For as long as Robert Carter can remember, he has been an addict.

“It started with prescription pain medicine. I had a gunshot wound. I didn’t realize it then but I picked up a lifetime habit up to this point at any rate.”

Carter moved to the Ozarks from the Mississippi Delta years ago.

“The average person just might be surprised to learn that things like that happen all the time in some of the best neighborhoods, some of the nicest places in town.”

That is when his addiction peaked.

“In 2008, I was using really heavy IV.”

In the Ozarks, Carter said the supply is there to meet the demand, unfortunately.

“Its just as easy as it was in New Orleans, honestly, just as easy,” said Carter.

Over the last five years, the amount of heroin taken off Springfield streets has increased by nearly 3,000 percent.

“We are seeing a big influx of heroin at the same time, we are seeing a decline in our crack cocaine usage,” said a Springfield Police Special Investigations Section Commander.

In 2011, 13 grams of heroin were confiscated and in 2015, 397 grams were seized.

“Most of the trade seems to be Springfield specific.
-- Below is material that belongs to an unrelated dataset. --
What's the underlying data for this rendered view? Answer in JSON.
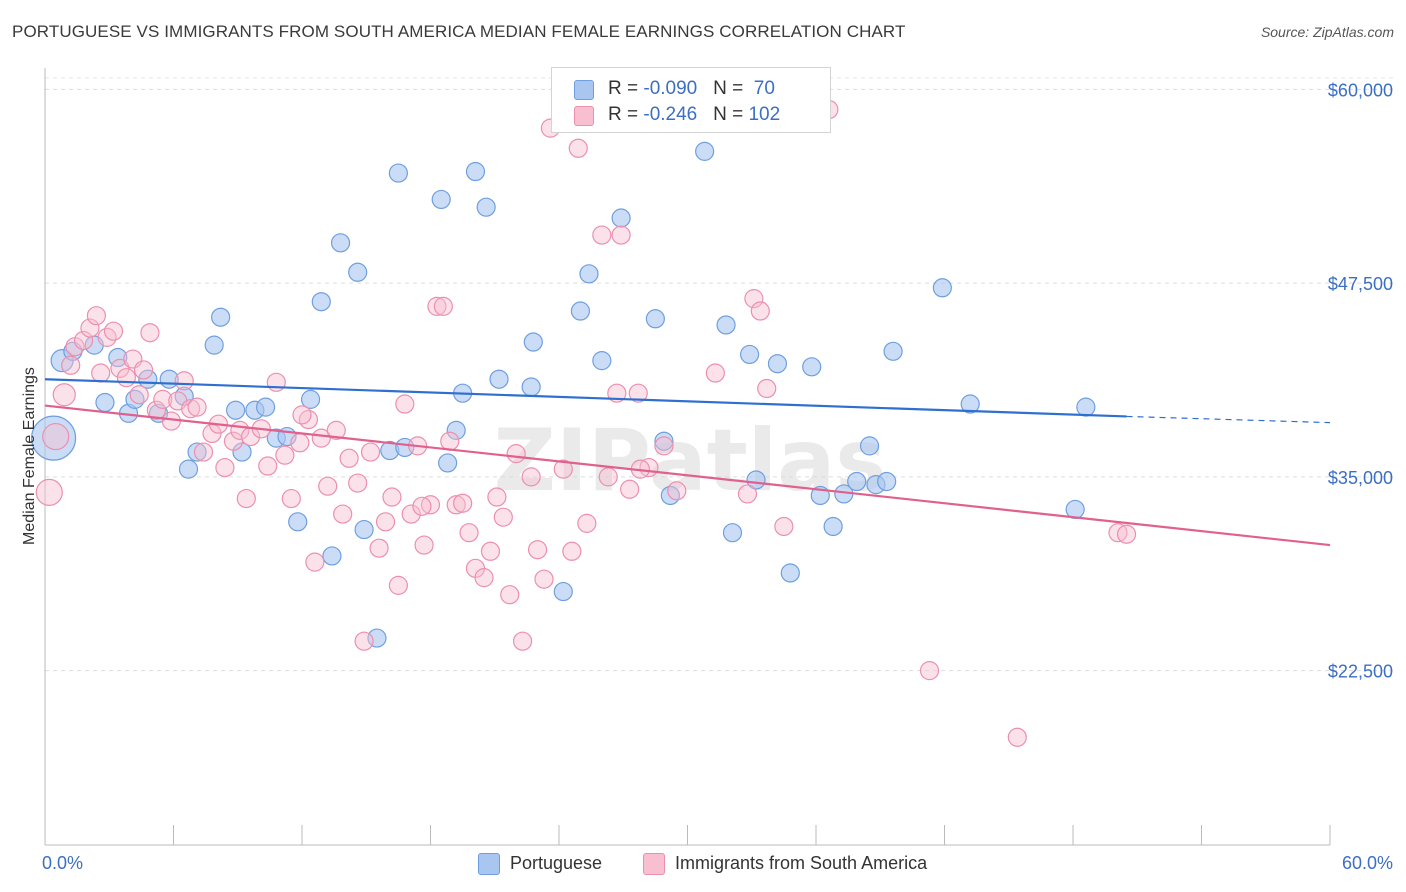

They are coming here on purpose and staying and selling.”

While law enforcement agencies in southwest Missouri are trying to stay on top of the heroin trade in the area, Springfield police say our location on Interstate 44 doesn’t play in their favor.

Through their investigations, narcotic detectives say dealers have a straight shot to a high demand market in Springfield.
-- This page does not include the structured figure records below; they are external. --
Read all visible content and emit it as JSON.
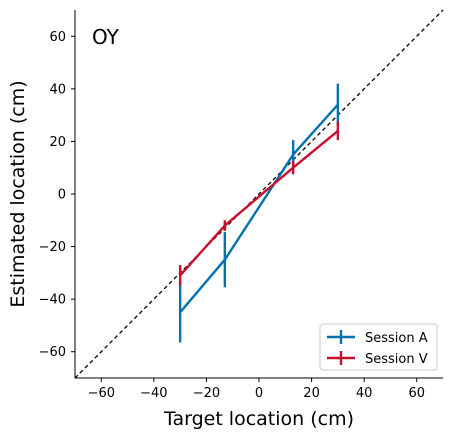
{
  "chart_data": {
    "type": "line",
    "panel_label": "OY",
    "xlabel": "Target location (cm)",
    "ylabel": "Estimated location (cm)",
    "xlim": [
      -70,
      70
    ],
    "ylim": [
      -70,
      70
    ],
    "xticks": [
      -60,
      -40,
      -20,
      0,
      20,
      40,
      60
    ],
    "yticks": [
      -60,
      -40,
      -20,
      0,
      20,
      40,
      60
    ],
    "xtick_labels": [
      "−60",
      "−40",
      "−20",
      "0",
      "20",
      "40",
      "60"
    ],
    "ytick_labels": [
      "−60",
      "−40",
      "−20",
      "0",
      "20",
      "40",
      "60"
    ],
    "grid": false,
    "reference_line": "identity (dashed)",
    "legend_position": "bottom-right",
    "series": [
      {
        "name": "Session A",
        "color": "#0072b2",
        "x": [
          -30,
          -13,
          13,
          30
        ],
        "y": [
          -45,
          -25,
          15,
          34
        ],
        "err": [
          11.5,
          10.5,
          5.5,
          8
        ]
      },
      {
        "name": "Session V",
        "color": "#c8102e",
        "x": [
          -30,
          -13,
          13,
          30
        ],
        "y": [
          -31,
          -12,
          10,
          24
        ],
        "err": [
          4,
          2,
          2.5,
          3.5
        ]
      }
    ]
  }
}
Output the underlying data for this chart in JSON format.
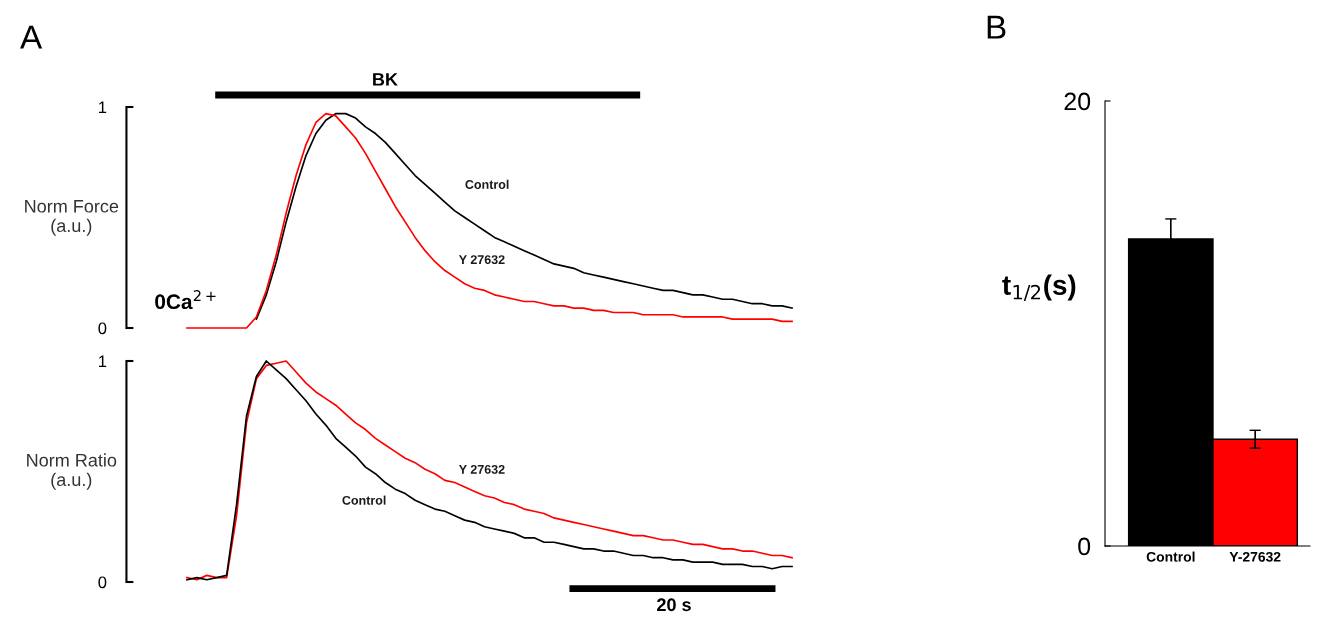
{
  "chart_data": [
    {
      "type": "line",
      "title": "A",
      "ylabel": "Norm Force\n(a.u.)",
      "ylim": [
        0,
        1
      ],
      "yticks": [
        0,
        1
      ],
      "annotations": [
        "BK",
        "0Ca$^{2+}$"
      ],
      "categories": [
        null,
        null,
        null,
        null,
        null,
        null,
        null,
        null,
        null,
        null,
        null,
        null,
        null,
        null,
        null,
        null,
        null,
        null,
        null,
        null,
        null,
        null,
        null,
        null,
        null,
        null,
        null,
        null,
        null,
        null,
        null,
        null,
        null,
        null,
        null,
        null,
        null,
        null,
        null,
        null,
        null,
        null,
        null,
        null,
        null,
        null,
        null,
        null,
        null,
        null,
        null,
        null,
        null,
        null,
        null,
        null,
        null,
        null,
        null,
        null,
        null,
        null
      ],
      "tick_labels": "y",
      "series": [
        {
          "name": "Control",
          "color": "#000000",
          "values": [
            null,
            null,
            null,
            null,
            null,
            null,
            null,
            0.04,
            0.15,
            0.3,
            0.48,
            0.64,
            0.78,
            0.88,
            0.94,
            0.97,
            0.97,
            0.95,
            0.91,
            0.88,
            0.84,
            0.79,
            0.74,
            0.69,
            0.65,
            0.61,
            0.57,
            0.53,
            0.5,
            0.47,
            0.44,
            0.41,
            0.39,
            0.37,
            0.35,
            0.33,
            0.31,
            0.29,
            0.28,
            0.27,
            0.25,
            0.24,
            0.23,
            0.22,
            0.21,
            0.2,
            0.19,
            0.18,
            0.17,
            0.17,
            0.16,
            0.15,
            0.15,
            0.14,
            0.13,
            0.13,
            0.12,
            0.11,
            0.11,
            0.1,
            0.1,
            0.09
          ]
        },
        {
          "name": "Y 27632",
          "color": "#ff0000",
          "values": [
            0,
            0,
            0,
            0,
            0,
            0,
            0,
            0.05,
            0.17,
            0.33,
            0.52,
            0.69,
            0.83,
            0.93,
            0.97,
            0.96,
            0.91,
            0.86,
            0.79,
            0.71,
            0.63,
            0.55,
            0.48,
            0.41,
            0.35,
            0.3,
            0.26,
            0.23,
            0.2,
            0.18,
            0.17,
            0.15,
            0.14,
            0.13,
            0.12,
            0.12,
            0.11,
            0.1,
            0.1,
            0.09,
            0.09,
            0.08,
            0.08,
            0.07,
            0.07,
            0.07,
            0.06,
            0.06,
            0.06,
            0.06,
            0.05,
            0.05,
            0.05,
            0.05,
            0.05,
            0.04,
            0.04,
            0.04,
            0.04,
            0.04,
            0.03,
            0.03
          ]
        }
      ]
    },
    {
      "type": "line",
      "ylabel": "Norm Ratio\n(a.u.)",
      "ylim": [
        0,
        1
      ],
      "yticks": [
        0,
        1
      ],
      "annotations": [
        "20 s"
      ],
      "categories": [
        null,
        null,
        null,
        null,
        null,
        null,
        null,
        null,
        null,
        null,
        null,
        null,
        null,
        null,
        null,
        null,
        null,
        null,
        null,
        null,
        null,
        null,
        null,
        null,
        null,
        null,
        null,
        null,
        null,
        null,
        null,
        null,
        null,
        null,
        null,
        null,
        null,
        null,
        null,
        null,
        null,
        null,
        null,
        null,
        null,
        null,
        null,
        null,
        null,
        null,
        null,
        null,
        null,
        null,
        null,
        null,
        null,
        null,
        null,
        null,
        null,
        null
      ],
      "tick_labels": "y",
      "series": [
        {
          "name": "Y 27632",
          "color": "#ff0000",
          "values": [
            0.02,
            0.01,
            0.03,
            0.02,
            0.02,
            0.3,
            0.72,
            0.92,
            0.98,
            0.99,
            1.0,
            0.95,
            0.9,
            0.86,
            0.83,
            0.8,
            0.76,
            0.72,
            0.69,
            0.65,
            0.62,
            0.59,
            0.56,
            0.54,
            0.51,
            0.49,
            0.46,
            0.45,
            0.43,
            0.41,
            0.39,
            0.38,
            0.36,
            0.35,
            0.33,
            0.32,
            0.31,
            0.29,
            0.28,
            0.27,
            0.26,
            0.25,
            0.24,
            0.23,
            0.22,
            0.21,
            0.21,
            0.2,
            0.19,
            0.19,
            0.18,
            0.17,
            0.17,
            0.16,
            0.15,
            0.15,
            0.14,
            0.14,
            0.13,
            0.12,
            0.12,
            0.11
          ]
        },
        {
          "name": "Control",
          "color": "#000000",
          "values": [
            0.01,
            0.02,
            0.01,
            0.02,
            0.03,
            0.35,
            0.75,
            0.93,
            1.0,
            0.96,
            0.92,
            0.87,
            0.82,
            0.76,
            0.71,
            0.65,
            0.61,
            0.57,
            0.52,
            0.49,
            0.45,
            0.42,
            0.4,
            0.37,
            0.35,
            0.33,
            0.32,
            0.3,
            0.28,
            0.27,
            0.25,
            0.24,
            0.23,
            0.22,
            0.2,
            0.2,
            0.18,
            0.18,
            0.17,
            0.16,
            0.15,
            0.15,
            0.14,
            0.14,
            0.13,
            0.12,
            0.12,
            0.11,
            0.11,
            0.1,
            0.1,
            0.09,
            0.09,
            0.09,
            0.08,
            0.08,
            0.08,
            0.07,
            0.07,
            0.06,
            0.07,
            0.07
          ]
        }
      ]
    },
    {
      "type": "bar",
      "title": "B",
      "ylabel": "t$_{1/2}$(s)",
      "categories": [
        "Control",
        "Y-27632"
      ],
      "values": [
        13.8,
        4.8
      ],
      "errors": [
        0.9,
        0.4
      ],
      "colors": [
        "#000000",
        "#ff0000"
      ],
      "ylim": [
        0,
        20
      ],
      "yticks": [
        0,
        20
      ]
    }
  ]
}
“Like example, St. Louis, Kansas City, Tulsa, Little Rock, just larger cities to smaller cities is how it typically goes and that’s what we see here too.”

SPD investigators believe they have a good idea of who is bringing heroin into the Queen City.
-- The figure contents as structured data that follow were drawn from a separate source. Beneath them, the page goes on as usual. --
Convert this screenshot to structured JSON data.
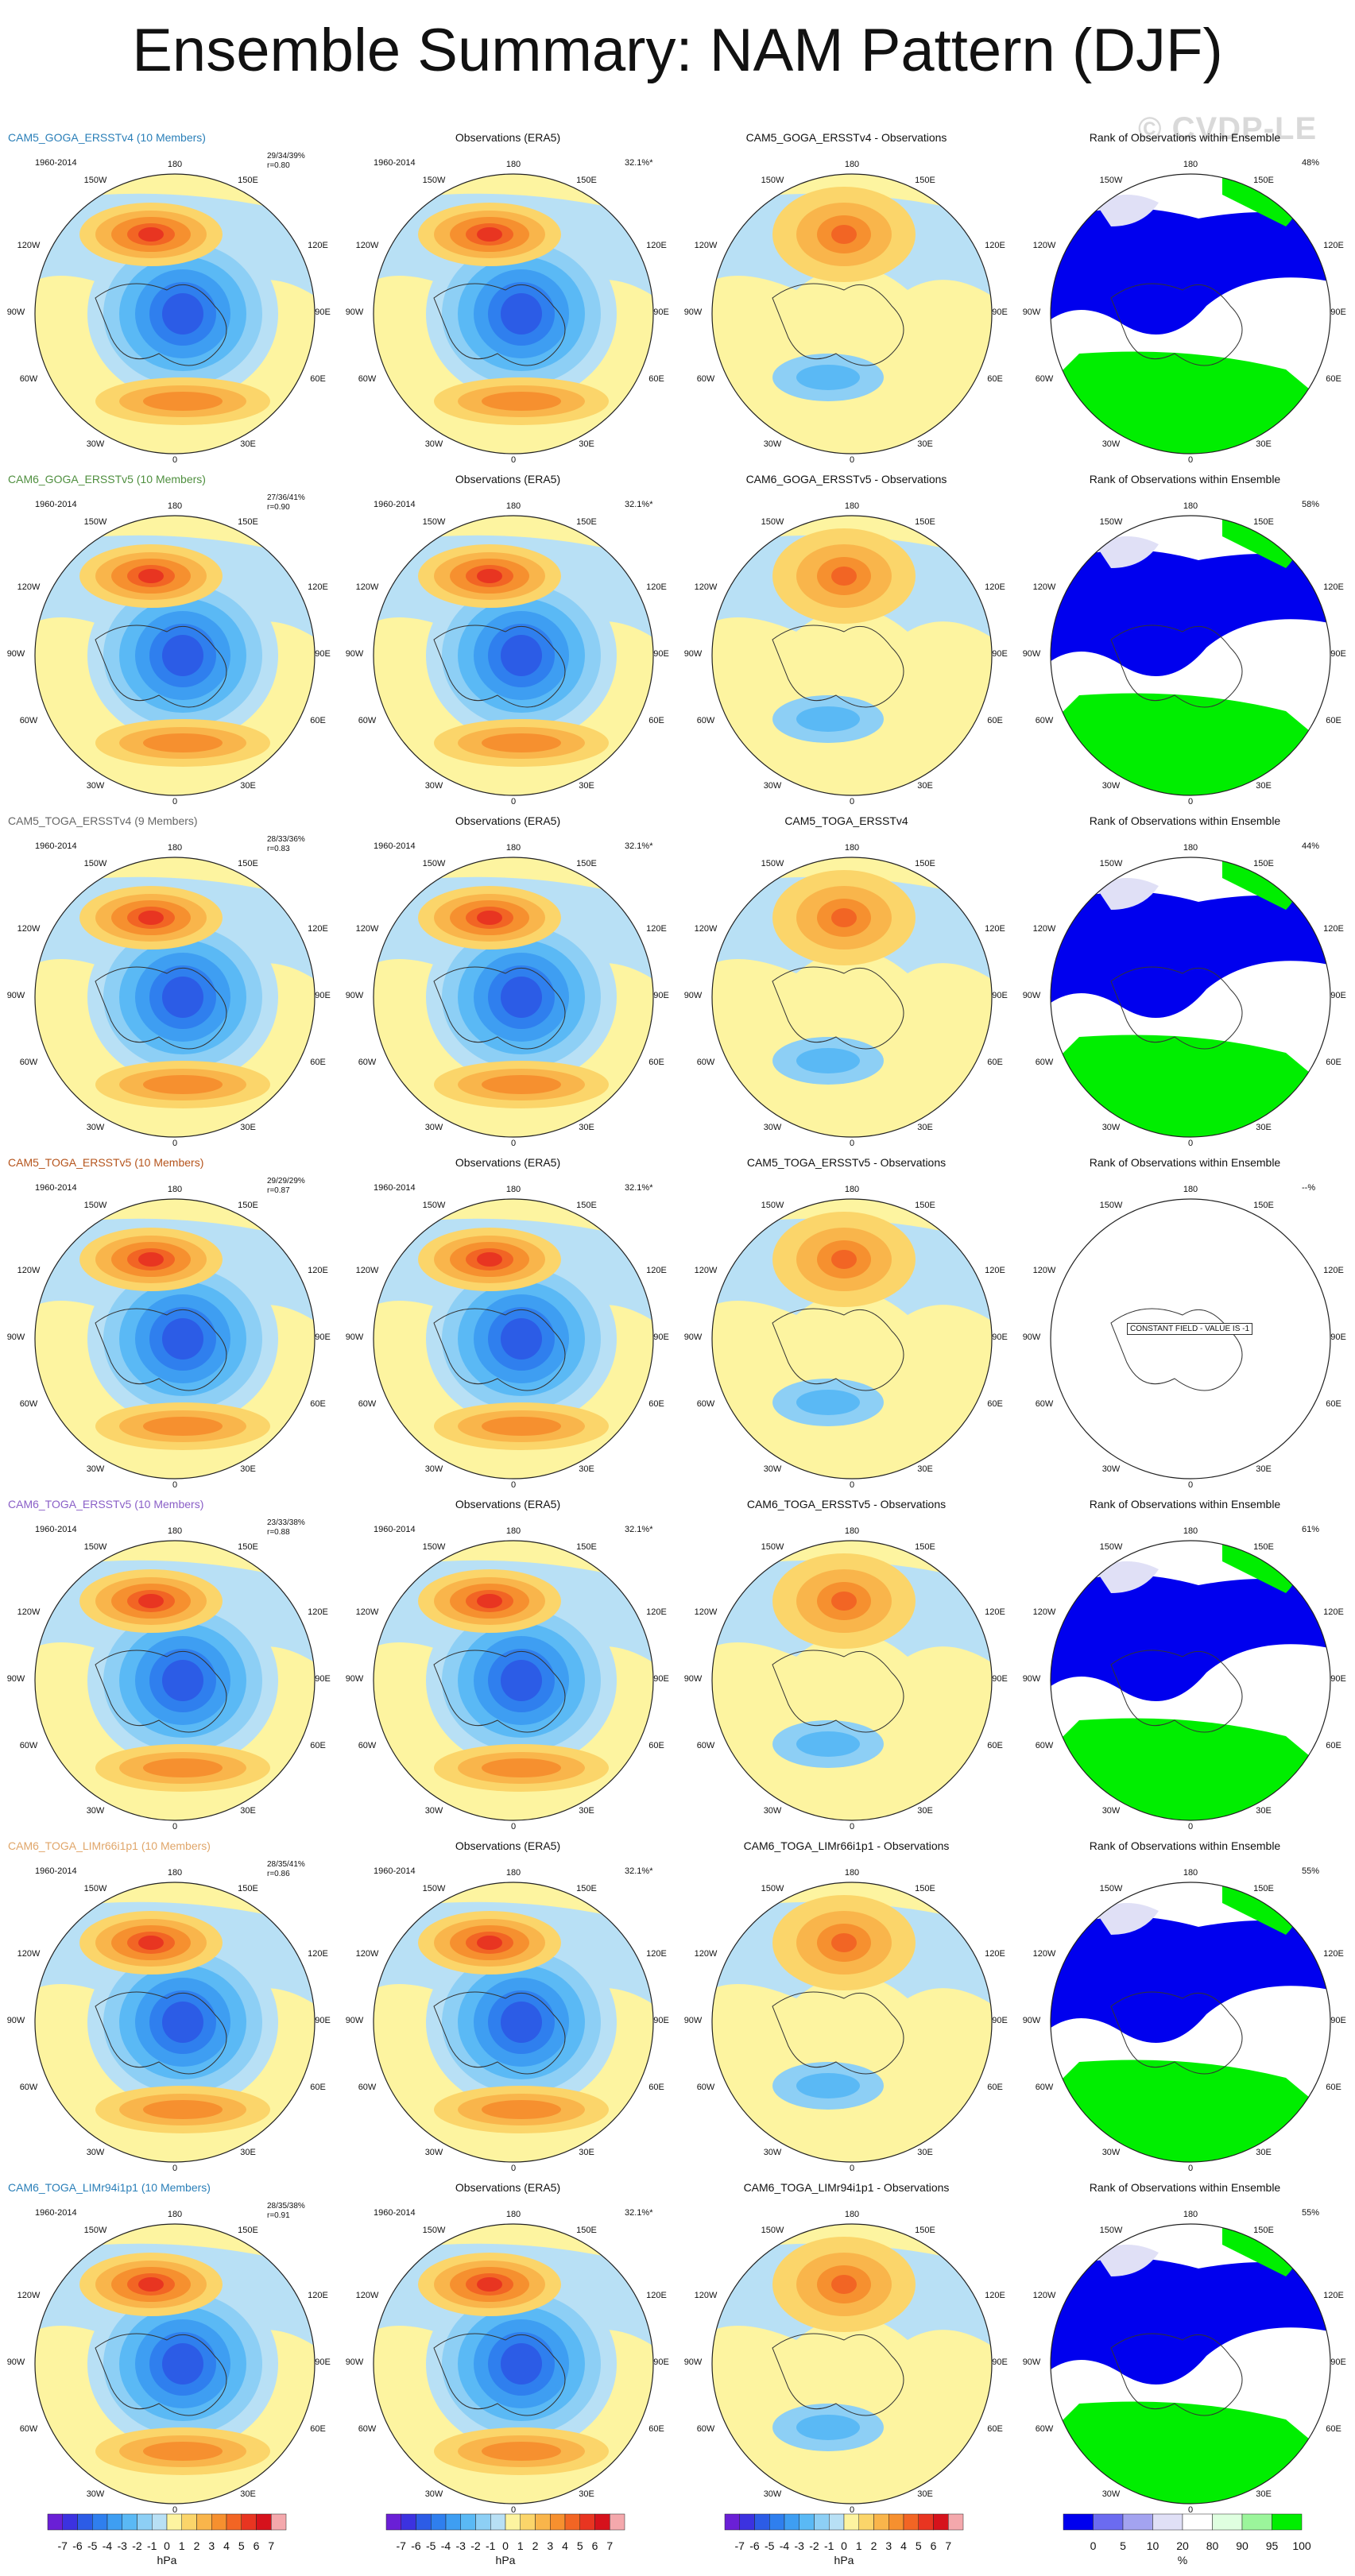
{
  "title": "Ensemble Summary: NAM Pattern (DJF)",
  "watermark": "© CVDP-LE",
  "lon_labels": {
    "top": "180",
    "tl": "150W",
    "tr": "150E",
    "lu": "120W",
    "ru": "120E",
    "l": "90W",
    "r": "90E",
    "ll": "60W",
    "rl": "60E",
    "bl": "30W",
    "br": "30E",
    "bottom": "0"
  },
  "obs_title": "Observations (ERA5)",
  "rank_title": "Rank of Observations within Ensemble",
  "period": "1960-2014",
  "obs_pct": "32.1%*",
  "constant_field": "CONSTANT FIELD - VALUE IS -1",
  "rows": [
    {
      "ensemble": "CAM5_GOGA_ERSSTv4 (10 Members)",
      "ens_color": "#2a7fb8",
      "stat1": "29/34/39%",
      "stat2": "r=0.80",
      "diff": "CAM5_GOGA_ERSSTv4 - Observations",
      "rank_pct": "48%"
    },
    {
      "ensemble": "CAM6_GOGA_ERSSTv5 (10 Members)",
      "ens_color": "#4f8f3f",
      "stat1": "27/36/41%",
      "stat2": "r=0.90",
      "diff": "CAM6_GOGA_ERSSTv5 - Observations",
      "rank_pct": "58%"
    },
    {
      "ensemble": "CAM5_TOGA_ERSSTv4 (9 Members)",
      "ens_color": "#666666",
      "stat1": "28/33/36%",
      "stat2": "r=0.83",
      "diff": "CAM5_TOGA_ERSSTv4",
      "rank_pct": "44%"
    },
    {
      "ensemble": "CAM5_TOGA_ERSSTv5 (10 Members)",
      "ens_color": "#b5541c",
      "stat1": "29/29/29%",
      "stat2": "r=0.87",
      "diff": "CAM5_TOGA_ERSSTv5 - Observations",
      "rank_pct": "--%"
    },
    {
      "ensemble": "CAM6_TOGA_ERSSTv5 (10 Members)",
      "ens_color": "#8a5fc7",
      "stat1": "23/33/38%",
      "stat2": "r=0.88",
      "diff": "CAM6_TOGA_ERSSTv5 - Observations",
      "rank_pct": "61%"
    },
    {
      "ensemble": "CAM6_TOGA_LIMr66i1p1 (10 Members)",
      "ens_color": "#e0a66a",
      "stat1": "28/35/41%",
      "stat2": "r=0.86",
      "diff": "CAM6_TOGA_LIMr66i1p1 - Observations",
      "rank_pct": "55%"
    },
    {
      "ensemble": "CAM6_TOGA_LIMr94i1p1 (10 Members)",
      "ens_color": "#2a7fb8",
      "stat1": "28/35/38%",
      "stat2": "r=0.91",
      "diff": "CAM6_TOGA_LIMr94i1p1 - Observations",
      "rank_pct": "55%"
    }
  ],
  "colorbar_hpa": {
    "ticks": [
      "-7",
      "-6",
      "-5",
      "-4",
      "-3",
      "-2",
      "-1",
      "0",
      "1",
      "2",
      "3",
      "4",
      "5",
      "6",
      "7"
    ],
    "unit": "hPa",
    "colors": [
      "#6a1fd6",
      "#3c32e0",
      "#2c5ce6",
      "#2f7fee",
      "#3e9ef2",
      "#5ab9f5",
      "#8dcff5",
      "#b8e0f5",
      "#fdf4a0",
      "#fbd56a",
      "#f9b54b",
      "#f6902f",
      "#f26524",
      "#e83521",
      "#d6121c",
      "#f4a8ac"
    ]
  },
  "colorbar_rank": {
    "ticks": [
      "0",
      "5",
      "10",
      "20",
      "80",
      "90",
      "95",
      "100"
    ],
    "unit": "%",
    "colors": [
      "#0000ee",
      "#6b6bf0",
      "#a3a3f0",
      "#e0e0f6",
      "#ffffff",
      "#dfffe0",
      "#9bf59b",
      "#00ee00"
    ]
  },
  "colors": {
    "ocean_pos": "#fdf4a0",
    "ocean_neg": "#b8e0f5",
    "land": "#333333"
  }
}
“We have a pretty good picture of who is bringing it in, who is selling it. We are just aggressively pursuing it, trying to get ahead of it before it gets out of hand.”

Carter said as a user, it is not about where it is coming from, it is about who you know.

“I had no friends that used originally and then after a year or less, most of the people that were around me, my circle of friends, were using.”

Earlier this year, Springfield police found six and a half pounds or almost three thousand grams of heroin in a home.

“Heroin is here and we all probably just need to acknowledge that and move towards slowing that progression.”

That does not compare to the state level. Troopers took 4,192 grams off Missouri highways in 2015 compared to 156 grams in 2011.

“A typical user amount may be an eighth of a gram so when you get four grams off of a dealer you have to put how much that is worth in the amount of grams that he was going to sell out.”

On the medical side, paramedics say the trends in overdoses tell them a little bit about when a new shipment of heroin makes its way into the Ozarks.

Over the past year, the increase in overdoses can be linked to the type of heroin on the streets.

“It seems like when there was a certain supply coming in our rate of calls would go up,” said Mercy EMS Grant Trimbell.

Paramedics say the trend shows just how dangerous heroin can be.

“It almost seemed like some of this heroin that was coming in was more potent than people were used to.”

Springfield police say there is not just one type of heroin in the Ozarks.

“Most of what we are seeing is the powder heroin. We have seen some black tar heroin but a lot of it is just what I would call powder heroin.”

Dealers may be cutting their supply to make a bigger profit but creating a deadly combination.

“You are strictly relying on your dealer to tell you what’s in there and they are not going to tell you how many times that’s been cut.”

Carter says heroin in the Ozarks took his life physically, financially and emotionally.

“I had an overdose in 2007 and I have kidney, renal insufficiency as part of that. I was actually homeless for two years in Springfield. It is pretty sad. It liked to cause me my life honestly.”

But he is not giving up on his fight.

“I’m not going to come in and say hey, I’m done with this. It doesn’t work like that. I’ve thought that I could a couple of times and it didn’t work like that.”

The Office of National Drug Control Policy says America is mostly divided when it comes to heroin distribution. Heroin found west of the Mississippi river is likely from Mexico but that on the east side is from Colombia.